KATHMANDU, AUGUST 6

As many as 300,000 doses of AstraZeneca Covid-19 vaccines have arrived from Bhutan in Kathmandu, today.

The vaccine package landed at Tribhuvan International Airport at 9:15 am.

Bhutan supplied the surplus doses it had earlier received from various countries and the COVAX facility to Nepal after completely vaccinating its citizens.

The consignment follows a tripartite agreement between Nepal government, Bhutan government and AstraZeneca, as per which surplus vaccines would be forwarded to a country in need of those vaccines.

Senior citizens that have already received the first dose of COVISHIELD in March, a version of the AstraZeneca vaccine manufactured by the Serum Institute of India, will now receive the AZ jabs.

There are around 1.3 million Nepalis above the age of 65 that have received the first dose of SIL manufactured vaccine in the country.

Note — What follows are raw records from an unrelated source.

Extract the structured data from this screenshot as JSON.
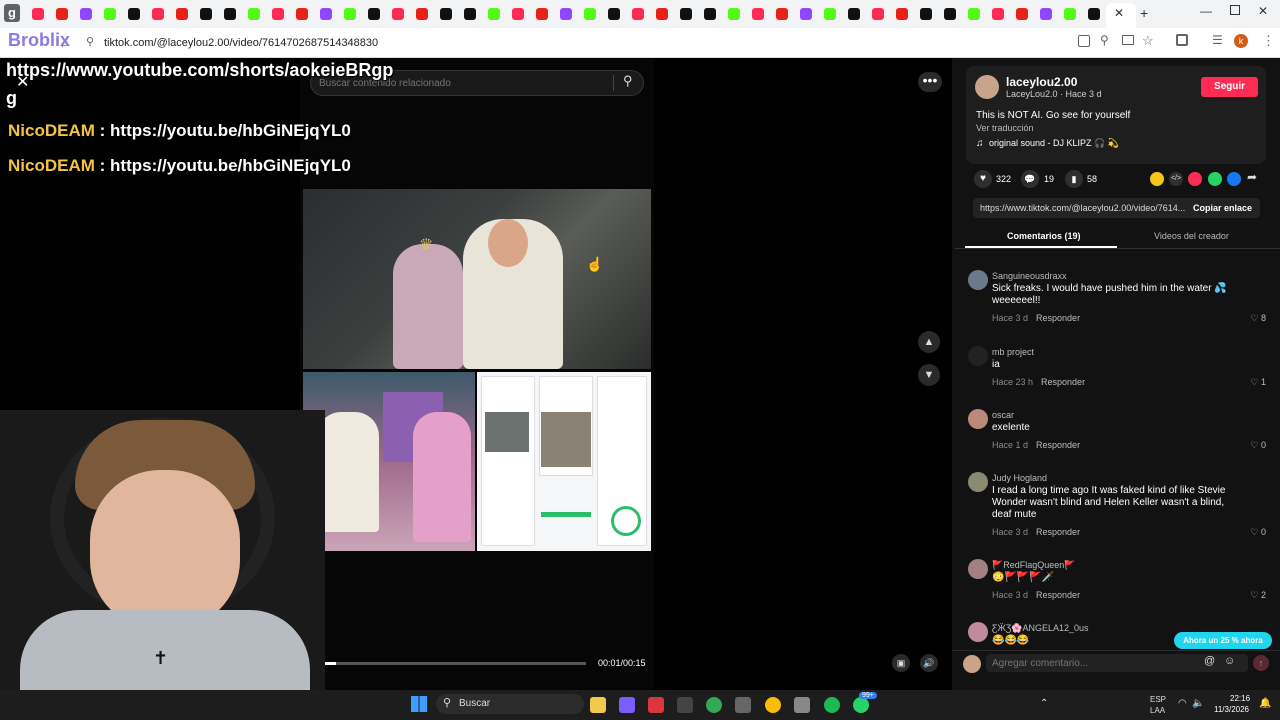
{
  "browser": {
    "url": "tiktok.com/@laceylou2.00/video/7614702687514348830",
    "brand_text": "Broblix"
  },
  "overlay": {
    "youtube_url": "https://www.youtube.com/shorts/aokeieBRgp",
    "youtube_url_tail": "g",
    "chat": [
      {
        "user": "NicoDEAM",
        "sep": ":",
        "msg": "https://youtu.be/hbGiNEjqYL0"
      },
      {
        "user": "NicoDEAM",
        "sep": ":",
        "msg": "https://youtu.be/hbGiNEjqYL0"
      }
    ]
  },
  "video": {
    "search_placeholder": "Buscar contenido relacionado",
    "time": "00:01/00:15",
    "progress_fraction": 0.067
  },
  "panel": {
    "username": "laceylou2.00",
    "subline": "LaceyLou2.0 · Hace 3 d",
    "follow_label": "Seguir",
    "description": "This is NOT AI. Go see for yourself",
    "translate_label": "Ver traducción",
    "sound": "original sound - DJ KLIPZ 🎧 💫",
    "likes": "322",
    "comments_count": "19",
    "saves": "58",
    "share_url": "https://www.tiktok.com/@laceylou2.00/video/7614...",
    "copy_label": "Copiar enlace",
    "tab_comments": "Comentarios (19)",
    "tab_creator": "Videos del creador",
    "comments": [
      {
        "user": "Sanguineousdraxx",
        "text": "Sick freaks. I would have pushed him in the water 💦 weeeeeel!!",
        "time": "Hace 3 d",
        "reply": "Responder",
        "likes": "8",
        "avatar": "#6b7a8a"
      },
      {
        "user": "mb project",
        "text": "ia",
        "time": "Hace 23 h",
        "reply": "Responder",
        "likes": "1",
        "avatar": "#222222"
      },
      {
        "user": "oscar",
        "text": "exelente",
        "time": "Hace 1 d",
        "reply": "Responder",
        "likes": "0",
        "avatar": "#b98a7a"
      },
      {
        "user": "Judy Hogland",
        "text": "I read a long time ago It was faked kind of like Stevie Wonder wasn't blind and Helen Keller wasn't a blind, deaf mute",
        "time": "Hace 3 d",
        "reply": "Responder",
        "likes": "0",
        "avatar": "#8a8a70"
      },
      {
        "user": "🚩RedFlagQueen🚩",
        "text": "😳🚩🚩🚩🗡️",
        "time": "Hace 3 d",
        "reply": "Responder",
        "likes": "2",
        "avatar": "#a08080"
      },
      {
        "user": "ƸӜƷ🌸ANGELA12_0us",
        "text": "😂😂😂",
        "time": "",
        "reply": "",
        "likes": "",
        "avatar": "#c08a9a"
      }
    ],
    "promo": "Ahora un 25 % ahora",
    "comment_placeholder": "Agregar comentario..."
  },
  "taskbar": {
    "search": "Buscar",
    "lang": "ESP",
    "lang2": "LAA",
    "clock_time": "22:16",
    "clock_date": "11/3/2026",
    "badge": "99+"
  },
  "colors": {
    "accent": "#fe2c55",
    "overlay_user": "#f5c542",
    "promo": "#20d5ec"
  }
}
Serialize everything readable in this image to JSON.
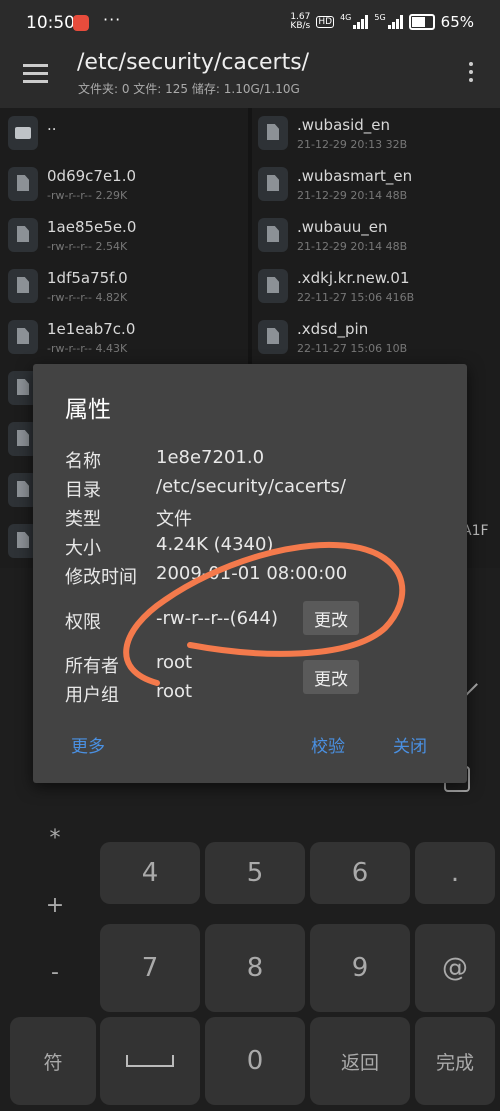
{
  "status_bar": {
    "time": "10:50",
    "dots": "···",
    "net_speed_value": "1.67",
    "net_speed_unit": "KB/s",
    "hd": "HD",
    "sig1": "4G",
    "sig2": "5G",
    "battery": "65%"
  },
  "app_bar": {
    "path": "/etc/security/cacerts/",
    "summary": "文件夹: 0  文件: 125  储存: 1.10G/1.10G"
  },
  "left_files": [
    {
      "name": "..",
      "meta": "",
      "type": "folder"
    },
    {
      "name": "0d69c7e1.0",
      "meta": "-rw-r--r--  2.29K",
      "type": "file"
    },
    {
      "name": "1ae85e5e.0",
      "meta": "-rw-r--r--  2.54K",
      "type": "file"
    },
    {
      "name": "1df5a75f.0",
      "meta": "-rw-r--r--  4.82K",
      "type": "file"
    },
    {
      "name": "1e1eab7c.0",
      "meta": "-rw-r--r--  4.43K",
      "type": "file"
    }
  ],
  "right_files": [
    {
      "name": ".wubasid_en",
      "meta": "21-12-29 20:13  32B"
    },
    {
      "name": ".wubasmart_en",
      "meta": "21-12-29 20:14  48B"
    },
    {
      "name": ".wubauu_en",
      "meta": "21-12-29 20:14  48B"
    },
    {
      "name": ".xdkj.kr.new.01",
      "meta": "22-11-27 15:06  416B"
    },
    {
      "name": ".xdsd_pin",
      "meta": "22-11-27 15:06  10B"
    }
  ],
  "edge_fragment": "A1F",
  "dialog": {
    "title": "属性",
    "properties": [
      {
        "label": "名称",
        "value": "1e8e7201.0"
      },
      {
        "label": "目录",
        "value": "/etc/security/cacerts/"
      },
      {
        "label": "类型",
        "value": "文件"
      },
      {
        "label": "大小",
        "value": "4.24K (4340)"
      },
      {
        "label": "修改时间",
        "value": "2009-01-01 08:00:00"
      },
      {
        "label": "权限",
        "value": "-rw-r--r--(644)"
      },
      {
        "label": "所有者",
        "value": "root"
      },
      {
        "label": "用户组",
        "value": "root"
      }
    ],
    "change_button": "更改",
    "change_owner_button": "更改",
    "actions": {
      "more": "更多",
      "verify": "校验",
      "close": "关闭"
    }
  },
  "keypad": {
    "side_keys": [
      "*",
      "+",
      "-"
    ],
    "digits": [
      "4",
      "5",
      "6",
      "7",
      "8",
      "9",
      "0"
    ],
    "dot": ".",
    "at": "@",
    "symbols": "符",
    "back": "返回",
    "done": "完成"
  },
  "colors": {
    "accent": "#4a90e2",
    "annotation": "#f47a4c",
    "dialog_bg": "#434343"
  }
}
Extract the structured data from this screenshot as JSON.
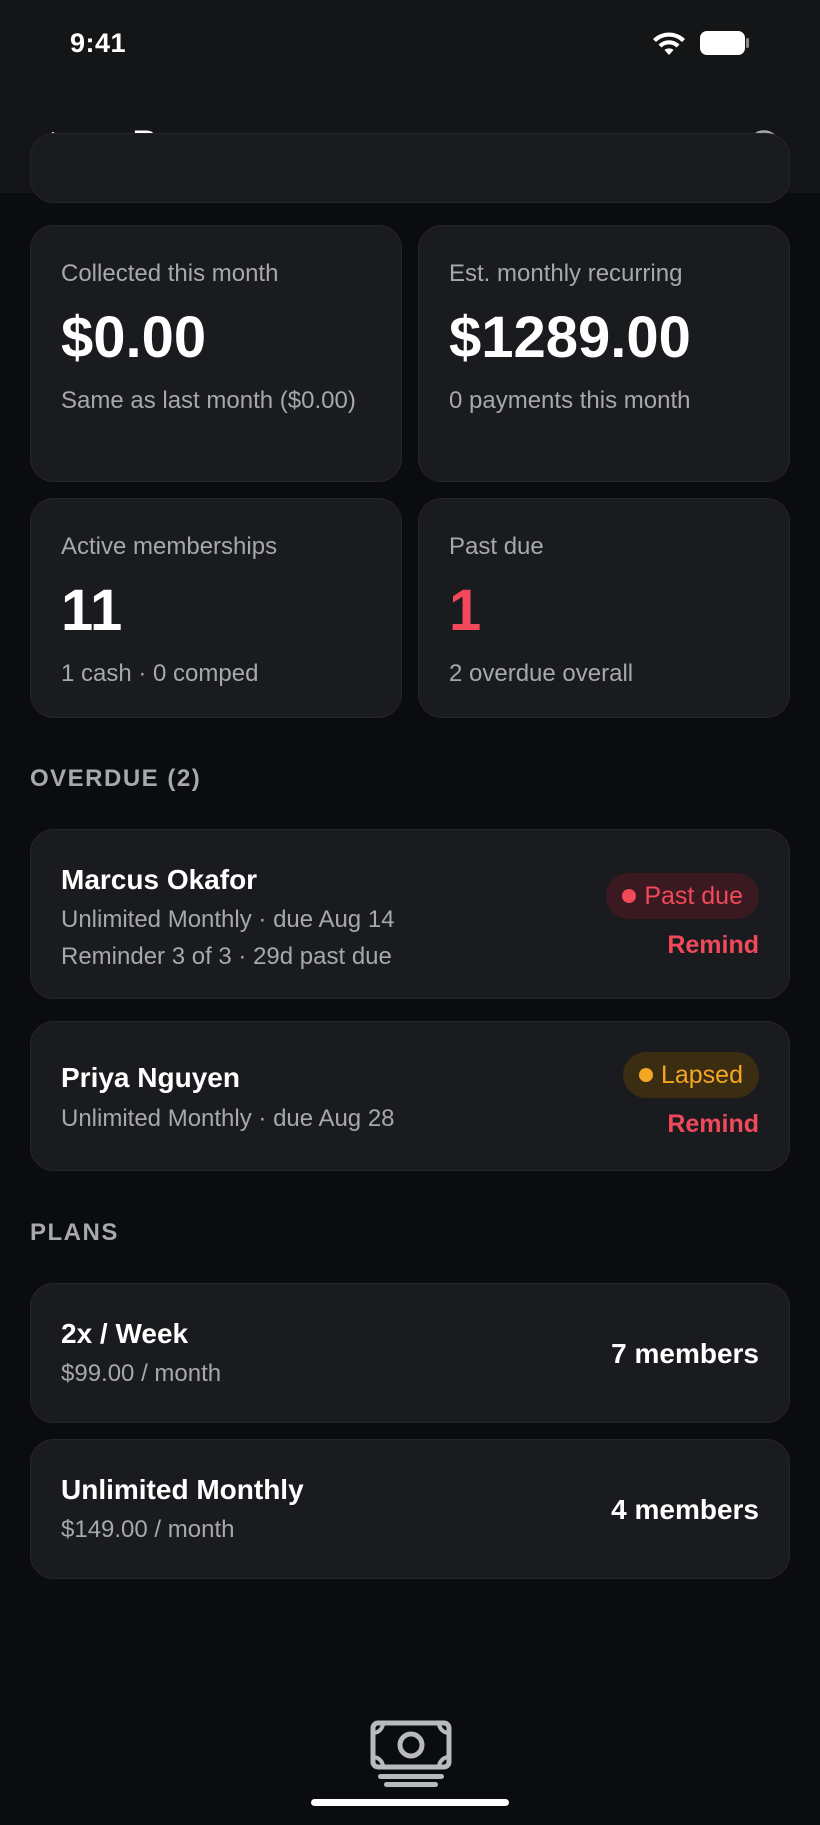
{
  "status_bar": {
    "time": "9:41"
  },
  "nav": {
    "title": "Revenue"
  },
  "stats": {
    "collected": {
      "label": "Collected this month",
      "value": "$0.00",
      "sub": "Same as last month ($0.00)"
    },
    "recurring": {
      "label": "Est. monthly recurring",
      "value": "$1289.00",
      "sub": "0 payments this month"
    },
    "active": {
      "label": "Active memberships",
      "value": "11",
      "sub": "1 cash · 0 comped"
    },
    "past_due": {
      "label": "Past due",
      "value": "1",
      "sub": "2 overdue overall"
    }
  },
  "overdue": {
    "header": "OVERDUE (2)",
    "items": [
      {
        "name": "Marcus Okafor",
        "line1": "Unlimited Monthly · due Aug 14",
        "line2": "Reminder 3 of 3 · 29d past due",
        "badge": "Past due",
        "action": "Remind"
      },
      {
        "name": "Priya Nguyen",
        "line1": "Unlimited Monthly · due Aug 28",
        "badge": "Lapsed",
        "action": "Remind"
      }
    ]
  },
  "plans": {
    "header": "PLANS",
    "items": [
      {
        "name": "2x / Week",
        "price": "$99.00 / month",
        "members": "7 members"
      },
      {
        "name": "Unlimited Monthly",
        "price": "$149.00 / month",
        "members": "4 members"
      }
    ]
  },
  "colors": {
    "accent_red": "#f1495a",
    "accent_amber": "#f5a623",
    "card_bg": "#1a1b1f",
    "page_bg": "#0b0c0f"
  },
  "tab_bar": {
    "icon": "money-icon"
  }
}
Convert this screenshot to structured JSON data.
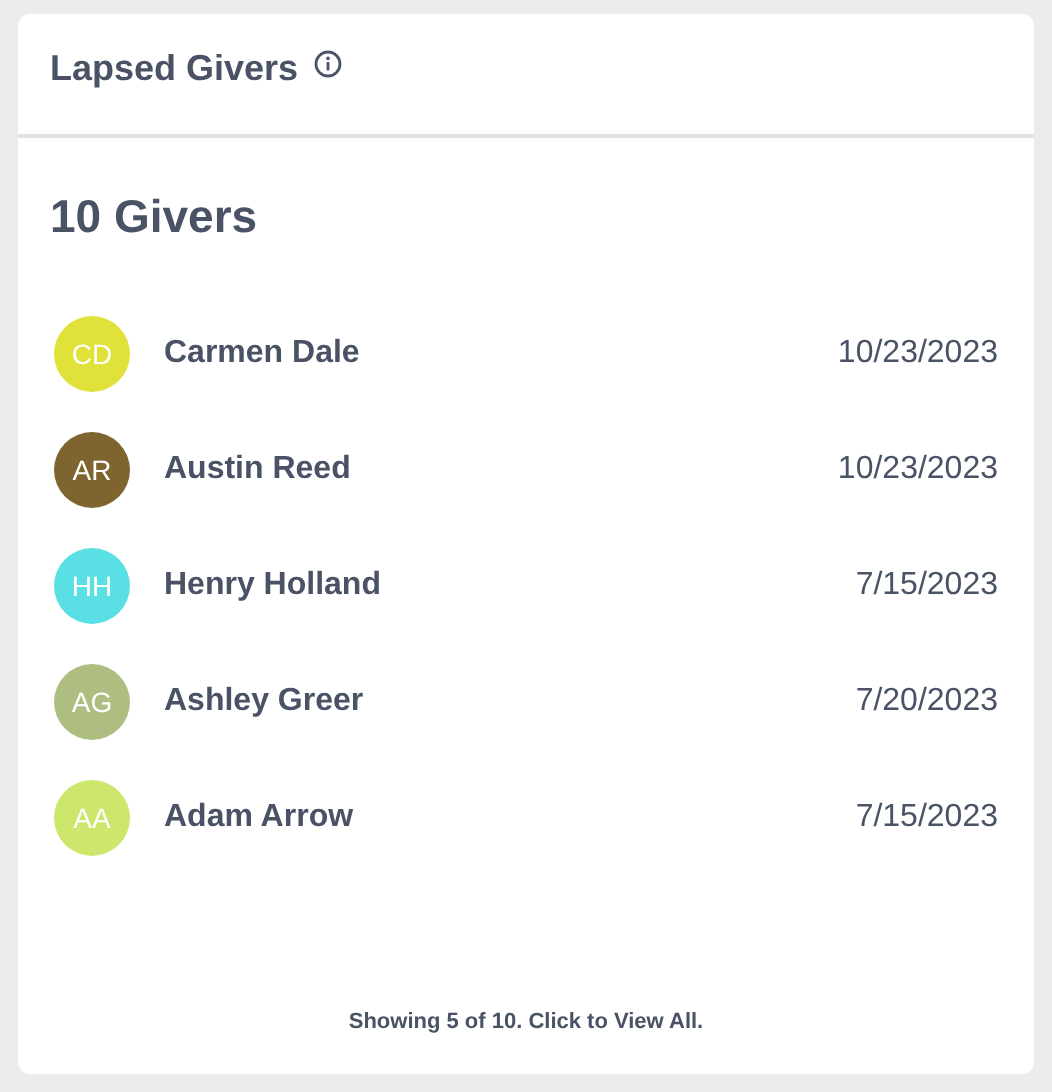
{
  "card": {
    "title": "Lapsed Givers",
    "count_label": "10 Givers",
    "givers": [
      {
        "initials": "CD",
        "name": "Carmen Dale",
        "date": "10/23/2023",
        "color": "#e0e23a"
      },
      {
        "initials": "AR",
        "name": "Austin Reed",
        "date": "10/23/2023",
        "color": "#7e6530"
      },
      {
        "initials": "HH",
        "name": "Henry Holland",
        "date": "7/15/2023",
        "color": "#5ae0e4"
      },
      {
        "initials": "AG",
        "name": "Ashley Greer",
        "date": "7/20/2023",
        "color": "#adbe80"
      },
      {
        "initials": "AA",
        "name": "Adam Arrow",
        "date": "7/15/2023",
        "color": "#cde66c"
      }
    ],
    "footer": "Showing 5 of 10. Click to View All."
  }
}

Meanwhile, Japan is also sending 1.6 million doses of AstraZeneca vaccine to Nepal through the COVAX facility which is reportedly scheduled to arrive this Saturday.

The arrival of the AstraZeneca vaccine from Bhutan and incoming vaccines from Japan has brought much-needed respite for the senior Nepali citizens who have lived for the last few months in uncertainty for their booster shot.

Nepal Government had purchased 2 million doses of COVISHIELD from SIL of which only one million was delivered which was then administered to senior citizens.

However, with India banning the export of vaccines with the arrival of the second wave of coronavirus pandemic, SIl had expressed its inability to deliver the remaining one million doses of vaccine leaving millions of senior citizens in the country in limbo. This had caused widespread criticism of the then government over its inability to manage vaccine procurement.